Notice that in terms of implementation the former formulas are preferred as the latter formulas are however valid only for the case where all the elements of $\mathbf{a}$ and $\mathbf{Y}$ are not equal to zero and $\mathbf{A}_t$ is invertible.

Log probabilities

Another approach to prevent numerical overflow is to compute the forward and backward probabilities in the log-domain.

\[\hat{\alpha}_{1,j} = \hat{a}_j + \hat{y}_{1,j} \ \ \text{for} \ \ j =1,\dots,N_s\]

\[\hat{\alpha}_{t,j} = \bigoplus_{i \in \mathcal{N}_{t,j}} \hat{\alpha}_{t-1,i} +\hat{a}_{i,j} + \hat{y}_{t,j} \ \ \text{for} \ \ t = 2,\dots,N_t \ \ j=1,\dots,N_s,\]

where the hat symbol indicates the variable is in the log-domain, e.g. $\hat{\alpha}_{i,j} = \log(\alpha_{t,j})$, and $\oplus(x,y) = \log(e^x+e^y)$. Similarly the backward log-probabilities read:

\[\hat{\beta}_{N_t,j} = 0 \ \ \text{for} \ \ j =1,\dots,N_s\]

\[\hat{\beta}_{t,j} = \bigoplus_{k \in \bar{\mathcal{N}}_{t+1,j}} \hat{\beta}_{t+1,k} + \hat{a}_{j,k} + \hat{y}_{t+1,k} \ \ \text{for} \ \ t = N_t-1,\dots,1\]

The following gradients can be derived:

\[\frac{\partial \log (p(\mathbf{X}))}{\partial \hat{\mathbf{a}} } = \boldsymbol\gamma_1\]

\[\frac{\partial \log (p(\mathbf{X}))}{\partial \hat{\mathbf{A}} } = \frac{1}{p(\mathbf{X})}\sum_{t=1}^{N_t-1} e^{ \hat{\alpha}_{t,i} + \hat{a}_{i,j} + \hat{\beta}_{t+1,i} + \hat{y}_{t+1,j} } \ \ \text{for} \ \ i, j = 1,\dots,N_s \]

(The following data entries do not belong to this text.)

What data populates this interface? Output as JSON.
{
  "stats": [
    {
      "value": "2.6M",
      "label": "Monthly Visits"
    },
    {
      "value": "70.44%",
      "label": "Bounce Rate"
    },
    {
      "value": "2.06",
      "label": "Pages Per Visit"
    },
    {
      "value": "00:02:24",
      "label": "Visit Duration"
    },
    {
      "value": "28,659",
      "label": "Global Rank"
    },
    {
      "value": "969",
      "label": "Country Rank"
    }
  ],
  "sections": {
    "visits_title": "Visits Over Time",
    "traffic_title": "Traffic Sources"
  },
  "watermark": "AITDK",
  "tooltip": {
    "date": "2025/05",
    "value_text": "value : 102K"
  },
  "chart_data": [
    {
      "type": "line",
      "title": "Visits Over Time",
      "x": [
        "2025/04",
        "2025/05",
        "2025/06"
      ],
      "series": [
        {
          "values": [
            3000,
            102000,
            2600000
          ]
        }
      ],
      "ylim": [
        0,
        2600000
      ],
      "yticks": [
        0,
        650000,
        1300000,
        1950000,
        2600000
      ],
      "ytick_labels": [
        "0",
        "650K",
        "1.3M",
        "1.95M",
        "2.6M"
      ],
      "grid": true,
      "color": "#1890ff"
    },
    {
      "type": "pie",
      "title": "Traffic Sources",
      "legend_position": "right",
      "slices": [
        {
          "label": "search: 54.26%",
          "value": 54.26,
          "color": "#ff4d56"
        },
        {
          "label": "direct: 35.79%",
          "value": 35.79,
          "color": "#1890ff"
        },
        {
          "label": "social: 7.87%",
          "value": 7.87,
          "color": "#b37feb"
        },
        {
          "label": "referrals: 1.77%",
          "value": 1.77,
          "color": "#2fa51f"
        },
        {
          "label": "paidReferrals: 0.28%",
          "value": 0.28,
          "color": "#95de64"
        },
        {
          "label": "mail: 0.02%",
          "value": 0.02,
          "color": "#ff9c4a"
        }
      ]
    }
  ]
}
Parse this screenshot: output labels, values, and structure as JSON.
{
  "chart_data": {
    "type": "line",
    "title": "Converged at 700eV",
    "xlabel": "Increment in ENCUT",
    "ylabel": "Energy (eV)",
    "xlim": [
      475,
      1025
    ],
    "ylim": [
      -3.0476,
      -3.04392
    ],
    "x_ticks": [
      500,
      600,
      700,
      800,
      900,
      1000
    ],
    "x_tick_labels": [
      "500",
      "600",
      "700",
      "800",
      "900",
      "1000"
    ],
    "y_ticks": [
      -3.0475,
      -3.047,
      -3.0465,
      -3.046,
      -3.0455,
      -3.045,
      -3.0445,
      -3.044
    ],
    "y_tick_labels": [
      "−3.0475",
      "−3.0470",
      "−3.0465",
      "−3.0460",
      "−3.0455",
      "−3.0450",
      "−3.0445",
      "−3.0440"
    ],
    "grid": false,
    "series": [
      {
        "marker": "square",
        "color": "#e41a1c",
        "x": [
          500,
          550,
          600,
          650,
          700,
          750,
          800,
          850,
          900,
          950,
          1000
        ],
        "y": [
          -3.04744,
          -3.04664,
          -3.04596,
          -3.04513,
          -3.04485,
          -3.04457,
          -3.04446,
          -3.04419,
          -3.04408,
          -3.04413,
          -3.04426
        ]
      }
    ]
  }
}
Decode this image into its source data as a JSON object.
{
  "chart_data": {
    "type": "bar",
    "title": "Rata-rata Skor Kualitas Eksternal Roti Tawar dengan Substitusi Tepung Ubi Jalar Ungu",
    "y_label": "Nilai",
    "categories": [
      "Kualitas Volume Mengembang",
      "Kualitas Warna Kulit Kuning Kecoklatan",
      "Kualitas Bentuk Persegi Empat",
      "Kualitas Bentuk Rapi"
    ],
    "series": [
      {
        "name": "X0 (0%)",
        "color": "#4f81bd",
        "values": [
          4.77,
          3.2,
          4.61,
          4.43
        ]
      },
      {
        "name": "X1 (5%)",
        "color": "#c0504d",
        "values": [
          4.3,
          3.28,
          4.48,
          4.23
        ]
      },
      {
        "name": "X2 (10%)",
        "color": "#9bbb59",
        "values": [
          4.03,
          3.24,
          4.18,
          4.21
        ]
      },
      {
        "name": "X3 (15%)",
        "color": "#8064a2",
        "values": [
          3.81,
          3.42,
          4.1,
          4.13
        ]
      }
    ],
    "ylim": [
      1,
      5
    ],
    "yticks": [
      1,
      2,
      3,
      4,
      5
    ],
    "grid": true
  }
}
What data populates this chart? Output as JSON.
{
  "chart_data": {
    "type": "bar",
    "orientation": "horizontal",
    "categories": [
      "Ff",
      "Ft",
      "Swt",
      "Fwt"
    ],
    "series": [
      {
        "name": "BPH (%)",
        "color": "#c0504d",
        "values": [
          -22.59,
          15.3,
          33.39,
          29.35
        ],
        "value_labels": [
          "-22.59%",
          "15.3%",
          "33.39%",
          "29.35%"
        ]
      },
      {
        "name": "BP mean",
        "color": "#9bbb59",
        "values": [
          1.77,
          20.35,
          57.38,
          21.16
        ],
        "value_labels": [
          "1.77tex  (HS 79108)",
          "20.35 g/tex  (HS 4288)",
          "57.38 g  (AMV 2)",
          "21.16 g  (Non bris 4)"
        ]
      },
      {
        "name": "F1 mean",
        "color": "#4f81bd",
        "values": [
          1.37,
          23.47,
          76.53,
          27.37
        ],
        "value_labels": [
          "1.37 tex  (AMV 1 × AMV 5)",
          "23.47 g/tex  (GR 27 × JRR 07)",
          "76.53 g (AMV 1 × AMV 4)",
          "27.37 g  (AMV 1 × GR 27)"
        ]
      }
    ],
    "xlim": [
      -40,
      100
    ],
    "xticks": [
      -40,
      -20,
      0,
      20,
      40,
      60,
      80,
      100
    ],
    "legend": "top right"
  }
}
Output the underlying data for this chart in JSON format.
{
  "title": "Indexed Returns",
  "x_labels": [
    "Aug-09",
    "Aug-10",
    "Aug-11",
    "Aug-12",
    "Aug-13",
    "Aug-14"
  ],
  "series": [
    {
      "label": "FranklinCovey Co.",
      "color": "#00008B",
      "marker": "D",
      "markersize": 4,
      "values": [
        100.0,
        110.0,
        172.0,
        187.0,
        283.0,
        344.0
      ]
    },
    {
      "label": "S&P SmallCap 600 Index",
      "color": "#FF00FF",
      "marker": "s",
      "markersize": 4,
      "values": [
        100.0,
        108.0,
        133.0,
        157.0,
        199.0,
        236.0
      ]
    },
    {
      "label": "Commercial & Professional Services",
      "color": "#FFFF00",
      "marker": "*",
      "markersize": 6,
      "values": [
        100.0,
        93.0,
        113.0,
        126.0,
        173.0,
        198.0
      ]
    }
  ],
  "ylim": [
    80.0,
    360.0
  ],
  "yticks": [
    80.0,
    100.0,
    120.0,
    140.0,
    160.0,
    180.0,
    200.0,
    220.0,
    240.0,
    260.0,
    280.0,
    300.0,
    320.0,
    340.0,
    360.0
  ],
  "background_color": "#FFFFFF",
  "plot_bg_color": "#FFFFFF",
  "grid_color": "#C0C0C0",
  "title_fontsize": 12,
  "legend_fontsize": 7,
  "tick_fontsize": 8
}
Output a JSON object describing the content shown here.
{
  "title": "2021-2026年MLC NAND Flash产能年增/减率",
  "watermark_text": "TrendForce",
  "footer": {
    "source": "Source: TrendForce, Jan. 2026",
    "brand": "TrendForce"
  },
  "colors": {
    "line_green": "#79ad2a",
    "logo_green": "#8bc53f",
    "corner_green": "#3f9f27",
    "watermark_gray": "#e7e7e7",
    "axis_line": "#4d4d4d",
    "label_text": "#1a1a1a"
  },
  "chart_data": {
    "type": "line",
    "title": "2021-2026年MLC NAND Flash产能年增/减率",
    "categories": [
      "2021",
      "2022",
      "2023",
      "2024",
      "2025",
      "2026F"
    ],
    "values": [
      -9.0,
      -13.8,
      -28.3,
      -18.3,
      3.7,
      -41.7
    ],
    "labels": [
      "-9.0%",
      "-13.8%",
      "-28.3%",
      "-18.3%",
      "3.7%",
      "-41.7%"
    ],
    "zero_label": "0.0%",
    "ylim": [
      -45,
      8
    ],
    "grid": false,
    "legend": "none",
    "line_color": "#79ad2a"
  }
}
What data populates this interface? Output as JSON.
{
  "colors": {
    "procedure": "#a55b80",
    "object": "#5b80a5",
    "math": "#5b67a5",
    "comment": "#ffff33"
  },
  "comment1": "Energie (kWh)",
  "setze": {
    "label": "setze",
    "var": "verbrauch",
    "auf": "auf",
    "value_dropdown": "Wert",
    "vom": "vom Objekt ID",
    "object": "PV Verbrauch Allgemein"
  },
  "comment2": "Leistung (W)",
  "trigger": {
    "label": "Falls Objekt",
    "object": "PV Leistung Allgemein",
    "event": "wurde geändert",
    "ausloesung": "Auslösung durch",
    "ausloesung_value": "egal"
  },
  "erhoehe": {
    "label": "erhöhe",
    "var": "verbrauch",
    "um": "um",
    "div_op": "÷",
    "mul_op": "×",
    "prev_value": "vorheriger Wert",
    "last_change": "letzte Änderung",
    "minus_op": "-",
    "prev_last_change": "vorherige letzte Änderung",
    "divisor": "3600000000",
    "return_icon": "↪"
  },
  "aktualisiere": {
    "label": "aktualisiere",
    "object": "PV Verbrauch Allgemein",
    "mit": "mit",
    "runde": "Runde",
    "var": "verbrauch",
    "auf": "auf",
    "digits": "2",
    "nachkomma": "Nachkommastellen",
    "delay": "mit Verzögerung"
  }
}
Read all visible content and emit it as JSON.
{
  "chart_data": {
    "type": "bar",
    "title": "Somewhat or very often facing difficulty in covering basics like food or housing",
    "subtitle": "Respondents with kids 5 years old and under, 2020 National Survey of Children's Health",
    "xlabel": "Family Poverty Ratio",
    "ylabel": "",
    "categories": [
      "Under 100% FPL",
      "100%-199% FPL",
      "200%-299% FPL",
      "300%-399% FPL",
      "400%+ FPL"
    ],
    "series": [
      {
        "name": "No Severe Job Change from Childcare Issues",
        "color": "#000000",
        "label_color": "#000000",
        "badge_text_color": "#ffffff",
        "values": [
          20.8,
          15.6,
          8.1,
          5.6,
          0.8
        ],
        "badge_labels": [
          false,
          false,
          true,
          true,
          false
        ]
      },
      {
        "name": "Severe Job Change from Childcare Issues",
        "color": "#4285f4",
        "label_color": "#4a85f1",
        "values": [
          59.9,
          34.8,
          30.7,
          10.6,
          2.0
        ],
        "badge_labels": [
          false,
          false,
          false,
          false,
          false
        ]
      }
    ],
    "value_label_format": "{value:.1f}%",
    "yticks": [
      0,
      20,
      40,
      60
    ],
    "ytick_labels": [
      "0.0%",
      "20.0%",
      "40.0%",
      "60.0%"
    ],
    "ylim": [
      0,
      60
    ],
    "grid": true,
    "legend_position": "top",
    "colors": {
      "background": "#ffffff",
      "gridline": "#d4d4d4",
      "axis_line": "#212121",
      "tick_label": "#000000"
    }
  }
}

\[\frac{\partial \log (p(\mathbf{X}))}{\partial \hat{\mathbf{y}}_t } = \boldsymbol\gamma_t \ \ \text{for} \ \ t = 1,\dots,N_t\]

References

  • [1] L. A. Liporace, Maximum Likelihood Estimation for Multivariate Observations of Markov Sources, IEEE Trans. Inf. Theory, 1982.
  • [2] S. E. Levinson, L. R. Rabiner, M. M. Sondhi, An introduction to the application of the theory of probabilistic functions of a Markov process to automatic speech recognition, Bell System Technical Journal, 1983.
  • [3] P. A. Devijver, Baum’s forward-backward algorithm revisited, Pattern Recognition Letters, 1985.